Früheres Eigenkapitalersatzrecht auch nach Inkrafttreten des MoMiG in Altfällen weiterhin anwendbar
BGH
Pressemitteilung
26. Januar 2009
II ZR 260/07
Früheres Eigenkapitalersatzrecht auch nach Inkrafttreten des MoMiG in Altfällen weiterhin anwendbar
I. Der II. Zivilsenat des BGH hatte über die zum zweiten Mal in die Revisionsinstanz gelangte, auf eigenkapitalersatzrechtliche Erstattungsansprüche nach den sog. Novellenregeln (§§ 32 a, 32 b
GmbHG a. F.) und den sog. Rechtsprechungsregeln (§§ 30, 31 GmbH a. F. analog) gestützte Klage eines Insolvenzverwalters gegen den Alleingesellschafter einer GmbH zu entscheiden, die – nach dem zu unterstellenden Vorbringen des Klägers – bereits im Herbst 1999 in die Krise geraten und über deren Vermögen infolgedessen im Juni 2000 das Insolvenzverfahren eröffnet worden war.
II. Während des anhängigen Nichtzulassungsbeschwerde- bzw. Revisionsverfahrens ist zwischenzeitlich am 1. November 2008 das Gesetz zur Modernisierung des GmbH-Rechts und zur Bekämpfung von Missbräuchen (MoMiG) vom 23. Oktober 2008 (BGBl. I S. 2026) in Kraft getreten, das u.a. die sog.
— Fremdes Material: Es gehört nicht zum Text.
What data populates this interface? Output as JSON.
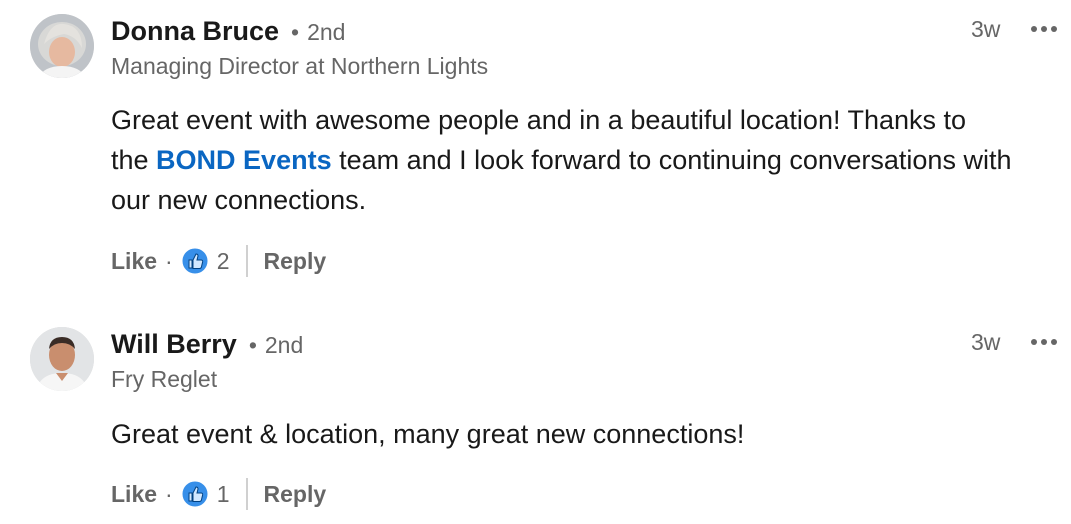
{
  "comments": [
    {
      "author": "Donna Bruce",
      "degree": "2nd",
      "dot": "•",
      "headline": "Managing Director at Northern Lights",
      "time": "3w",
      "text_before": "Great event with awesome people and in a beautiful location! Thanks to",
      "text_line2_prefix": "the ",
      "mention": "BOND Events",
      "text_line2_suffix": " team and I look forward to continuing conversations with",
      "text_line3": "our new connections.",
      "like_label": "Like",
      "action_dot": "·",
      "reaction_count": "2",
      "reply_label": "Reply"
    },
    {
      "author": "Will Berry",
      "degree": "2nd",
      "dot": "•",
      "headline": "Fry Reglet",
      "time": "3w",
      "text_line1": "Great event & location, many great new connections!",
      "like_label": "Like",
      "action_dot": "·",
      "reaction_count": "1",
      "reply_label": "Reply"
    }
  ],
  "colors": {
    "mention": "#0a66c2",
    "muted": "#666666",
    "like_badge": "#378fe9"
  }
}
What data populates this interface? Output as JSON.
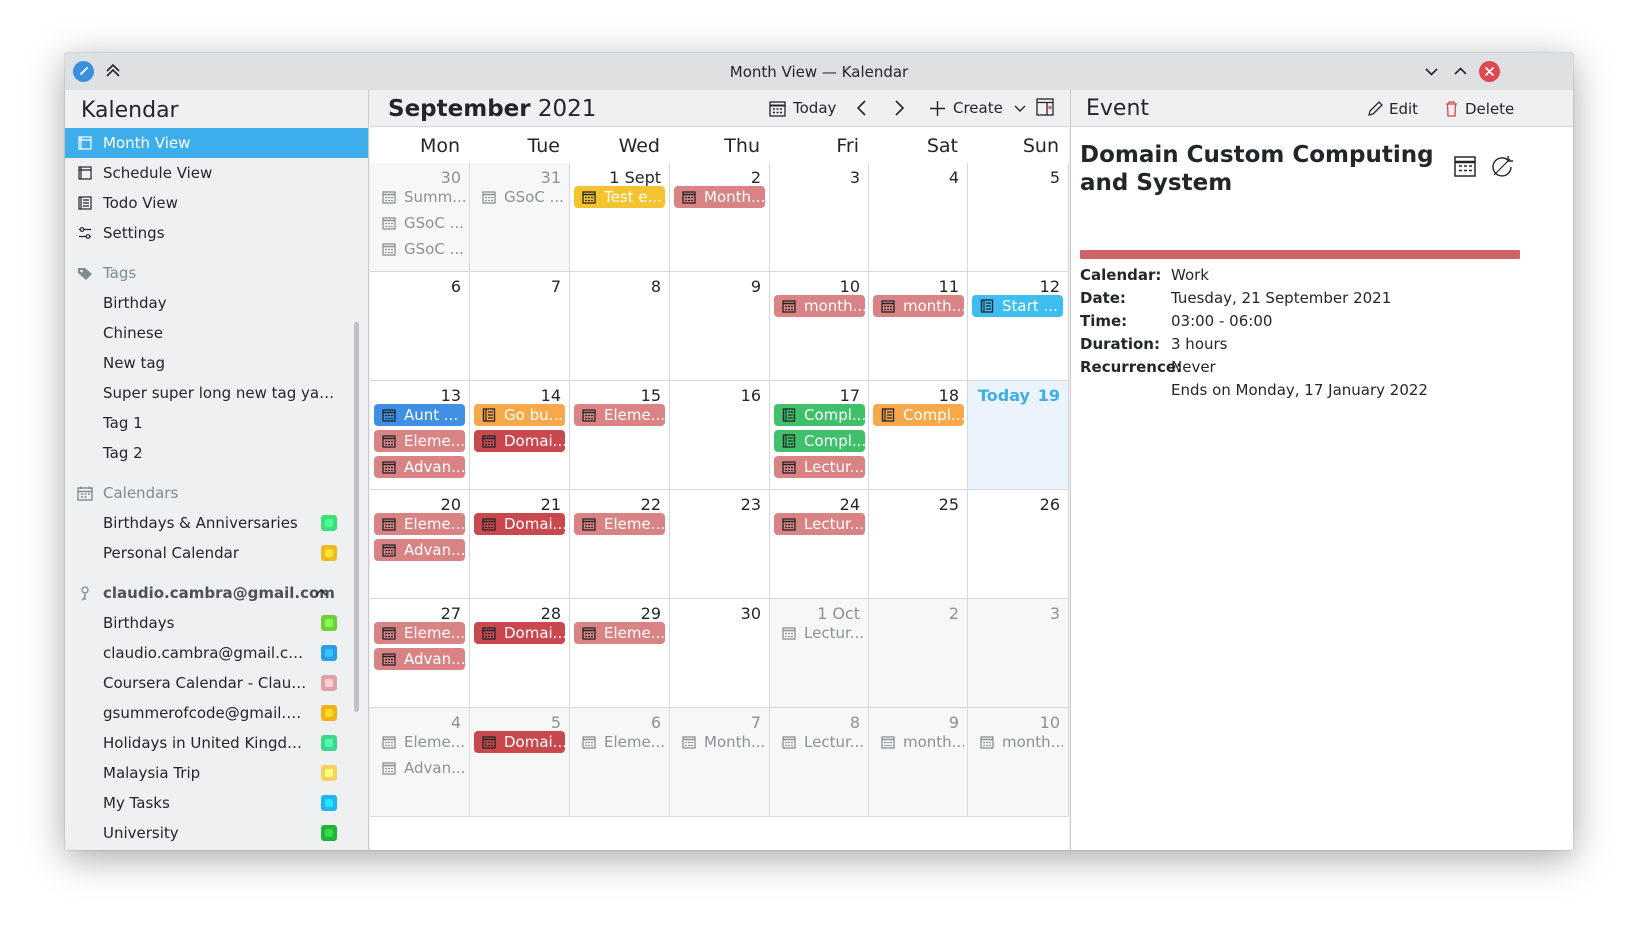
{
  "window": {
    "title": "Month View — Kalendar"
  },
  "sidebar": {
    "app_name": "Kalendar",
    "nav": [
      {
        "label": "Month View",
        "icon": "month-view-icon",
        "active": true
      },
      {
        "label": "Schedule View",
        "icon": "schedule-view-icon"
      },
      {
        "label": "Todo View",
        "icon": "todo-view-icon"
      },
      {
        "label": "Settings",
        "icon": "settings-icon"
      }
    ],
    "tags_label": "Tags",
    "tags": [
      "Birthday",
      "Chinese",
      "New tag",
      "Super super long new tag yaaa...",
      "Tag 1",
      "Tag 2"
    ],
    "calendars_label": "Calendars",
    "calendars": [
      {
        "label": "Birthdays & Anniversaries",
        "color": "#3ce07a"
      },
      {
        "label": "Personal Calendar",
        "color": "#f2b823"
      }
    ],
    "account": "claudio.cambra@gmail.com",
    "account_calendars": [
      {
        "label": "Birthdays",
        "color": "#6dcf3d"
      },
      {
        "label": "claudio.cambra@gmail.com",
        "color": "#2c9de8"
      },
      {
        "label": "Coursera Calendar - Claudi...",
        "color": "#d9a5a8"
      },
      {
        "label": "gsummerofcode@gmail.com",
        "color": "#f2b11a"
      },
      {
        "label": "Holidays in United Kingdom",
        "color": "#3fd68c"
      },
      {
        "label": "Malaysia Trip",
        "color": "#f7cf63"
      },
      {
        "label": "My Tasks",
        "color": "#1fb6f2"
      },
      {
        "label": "University",
        "color": "#23b23a"
      }
    ]
  },
  "main": {
    "month": "September",
    "year": "2021",
    "today_button": "Today",
    "create_button": "Create",
    "weekdays": [
      "Mon",
      "Tue",
      "Wed",
      "Thu",
      "Fri",
      "Sat",
      "Sun"
    ],
    "today_label": "Today",
    "weeks": [
      [
        {
          "day": "30",
          "other": true,
          "events": [
            {
              "t": "Summ...",
              "s": "plain"
            },
            {
              "t": "GSoC ...",
              "s": "plain"
            },
            {
              "t": "GSoC ...",
              "s": "plain"
            }
          ]
        },
        {
          "day": "31",
          "other": true,
          "events": [
            {
              "t": "GSoC ...",
              "s": "plain"
            }
          ]
        },
        {
          "day": "1 Sept",
          "events": [
            {
              "t": "Test e...",
              "s": "yellow"
            }
          ]
        },
        {
          "day": "2",
          "events": [
            {
              "t": "Month...",
              "s": "red"
            }
          ]
        },
        {
          "day": "3",
          "events": []
        },
        {
          "day": "4",
          "events": []
        },
        {
          "day": "5",
          "events": []
        }
      ],
      [
        {
          "day": "6",
          "events": []
        },
        {
          "day": "7",
          "events": []
        },
        {
          "day": "8",
          "events": []
        },
        {
          "day": "9",
          "events": []
        },
        {
          "day": "10",
          "events": [
            {
              "t": "month...",
              "s": "red"
            }
          ]
        },
        {
          "day": "11",
          "events": [
            {
              "t": "month...",
              "s": "red"
            }
          ]
        },
        {
          "day": "12",
          "events": [
            {
              "t": "Start ...",
              "s": "cyan",
              "todo": true
            }
          ]
        }
      ],
      [
        {
          "day": "13",
          "events": [
            {
              "t": "Aunt ...",
              "s": "blue"
            },
            {
              "t": "Eleme...",
              "s": "red"
            },
            {
              "t": "Advan...",
              "s": "red"
            }
          ]
        },
        {
          "day": "14",
          "events": [
            {
              "t": "Go bu...",
              "s": "orange",
              "todo": true
            },
            {
              "t": "Domai...",
              "s": "darkred"
            }
          ]
        },
        {
          "day": "15",
          "events": [
            {
              "t": "Eleme...",
              "s": "red"
            }
          ]
        },
        {
          "day": "16",
          "events": []
        },
        {
          "day": "17",
          "events": [
            {
              "t": "Compl...",
              "s": "green",
              "todo": true
            },
            {
              "t": "Compl...",
              "s": "green",
              "todo": true
            },
            {
              "t": "Lectur...",
              "s": "red"
            }
          ]
        },
        {
          "day": "18",
          "events": [
            {
              "t": "Compl...",
              "s": "orange",
              "todo": true
            }
          ]
        },
        {
          "day": "19",
          "today": true,
          "events": []
        }
      ],
      [
        {
          "day": "20",
          "events": [
            {
              "t": "Eleme...",
              "s": "red"
            },
            {
              "t": "Advan...",
              "s": "red"
            }
          ]
        },
        {
          "day": "21",
          "events": [
            {
              "t": "Domai...",
              "s": "darkred"
            }
          ]
        },
        {
          "day": "22",
          "events": [
            {
              "t": "Eleme...",
              "s": "red"
            }
          ]
        },
        {
          "day": "23",
          "events": []
        },
        {
          "day": "24",
          "events": [
            {
              "t": "Lectur...",
              "s": "red"
            }
          ]
        },
        {
          "day": "25",
          "events": []
        },
        {
          "day": "26",
          "events": []
        }
      ],
      [
        {
          "day": "27",
          "events": [
            {
              "t": "Eleme...",
              "s": "red"
            },
            {
              "t": "Advan...",
              "s": "red"
            }
          ]
        },
        {
          "day": "28",
          "events": [
            {
              "t": "Domai...",
              "s": "darkred"
            }
          ]
        },
        {
          "day": "29",
          "events": [
            {
              "t": "Eleme...",
              "s": "red"
            }
          ]
        },
        {
          "day": "30",
          "events": []
        },
        {
          "day": "1 Oct",
          "other": true,
          "events": [
            {
              "t": "Lectur...",
              "s": "plain"
            }
          ]
        },
        {
          "day": "2",
          "other": true,
          "events": []
        },
        {
          "day": "3",
          "other": true,
          "events": []
        }
      ],
      [
        {
          "day": "4",
          "other": true,
          "events": [
            {
              "t": "Eleme...",
              "s": "plain"
            },
            {
              "t": "Advan...",
              "s": "plain"
            }
          ]
        },
        {
          "day": "5",
          "other": true,
          "events": [
            {
              "t": "Domai...",
              "s": "darkred"
            }
          ]
        },
        {
          "day": "6",
          "other": true,
          "events": [
            {
              "t": "Eleme...",
              "s": "plain"
            }
          ]
        },
        {
          "day": "7",
          "other": true,
          "events": [
            {
              "t": "Month...",
              "s": "plain"
            }
          ]
        },
        {
          "day": "8",
          "other": true,
          "events": [
            {
              "t": "Lectur...",
              "s": "plain"
            }
          ]
        },
        {
          "day": "9",
          "other": true,
          "events": [
            {
              "t": "month...",
              "s": "plain"
            }
          ]
        },
        {
          "day": "10",
          "other": true,
          "events": [
            {
              "t": "month...",
              "s": "plain"
            }
          ]
        }
      ]
    ]
  },
  "event_panel": {
    "header": "Event",
    "edit_label": "Edit",
    "delete_label": "Delete",
    "title": "Domain Custom Computing and System",
    "color": "#cc6466",
    "props": [
      {
        "k": "Calendar:",
        "v": "Work"
      },
      {
        "k": "Date:",
        "v": "Tuesday, 21 September 2021"
      },
      {
        "k": "Time:",
        "v": "03:00 - 06:00"
      },
      {
        "k": "Duration:",
        "v": "3 hours"
      },
      {
        "k": "Recurrence:",
        "v": "Never"
      },
      {
        "k": "",
        "v": "Ends on Monday, 17 January 2022"
      }
    ]
  },
  "styles": {
    "red": {
      "bg": "#d98385",
      "fg": "#ffffff"
    },
    "darkred": {
      "bg": "#c8484d",
      "fg": "#ffffff"
    },
    "yellow": {
      "bg": "#f4c430",
      "fg": "#ffffff"
    },
    "orange": {
      "bg": "#f6a84a",
      "fg": "#ffffff"
    },
    "green": {
      "bg": "#41c06b",
      "fg": "#ffffff"
    },
    "blue": {
      "bg": "#3f90e5",
      "fg": "#ffffff"
    },
    "cyan": {
      "bg": "#3dbdf0",
      "fg": "#ffffff"
    },
    "plain": {
      "bg": "transparent",
      "fg": "#8b9195"
    }
  }
}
Novellenregeln der §§ 32 a, b GmbHG a. F. aufgehoben, deren Regelungsgehalt (teilweise gleichlautend) in das Insolvenzrecht verlagert und die sog. Rechtsprechungsregeln (§§ 30, 31 GmbHG a. F. analog) durch die neu eingefügte Nichtanwendungsvorschrift des § 30 Abs. 1 Satz 3 GmbHG n. F. außer Kraft gesetzt hat.
Zu der durch die Gesetzesänderung aufgeworfenen Frage des intertemporal anwendbaren Rechts in sog. Altfällen verhält sich (nur) die Überleitungsnorm des Art. 103 d EGInsO, die in ihrem Satz
1 bestimmt, dass auf Insolvenzverfahren, die vor dem Inkrafttreten des MoMiG am 1. November 2008 eröffnet worden sind, die bis dahin geltenden gesetzlichen Vorschriften weiter anzuwenden sind.
Der II. Zivilsenat hat nunmehr entschieden, dass schon nach dem Wortlaut dieser Übergangsvorschrift das alte Eigenkapitalersatzrecht in Gestalt sowohl der sog. Novellenregeln (§§ 32 a, 32 b GmbHG a. F.) als auch der sog. Rechtsprechungsregeln (§§ 30, 31 GmbH a. F. analog) auf derartige Altfälle bei vor Inkrafttreten der Neuregelung eröffnetem Insolvenzverfahren als das seinerzeit geltende Gesetzesrecht weiterhin Anwendung findet.
Dieses allein sachgerechte Verständnis der Überleitungsnorm entspricht auch den – in Ermangelung weitergehender spezifischer rückwirkender Übergangsregelungen – im Übrigen heranzuziehenden
allgemeinen Grundsätzen des intertemporalen Rechts: Danach untersteht ein Schuldverhältnis nach seinen Voraussetzungen, seinem Inhalt und seinen Wirkungen dem Recht, das zur Zeit seiner Entstehung galt.
III. Demgemäß finden auch auf den vorliegenden Altfall die Vorschriften der Novellen- und der Rechtsprechungsregeln, unter deren Geltung sich nach dem Vortrag des Klägers der gesamte Entstehungstatbestand des Anspruchs aufgrund einer nach Eigenkapitalersatzrecht verbotenen Rückzahlung an den Beklagten verwirklicht hat, weiterhin Anwendung.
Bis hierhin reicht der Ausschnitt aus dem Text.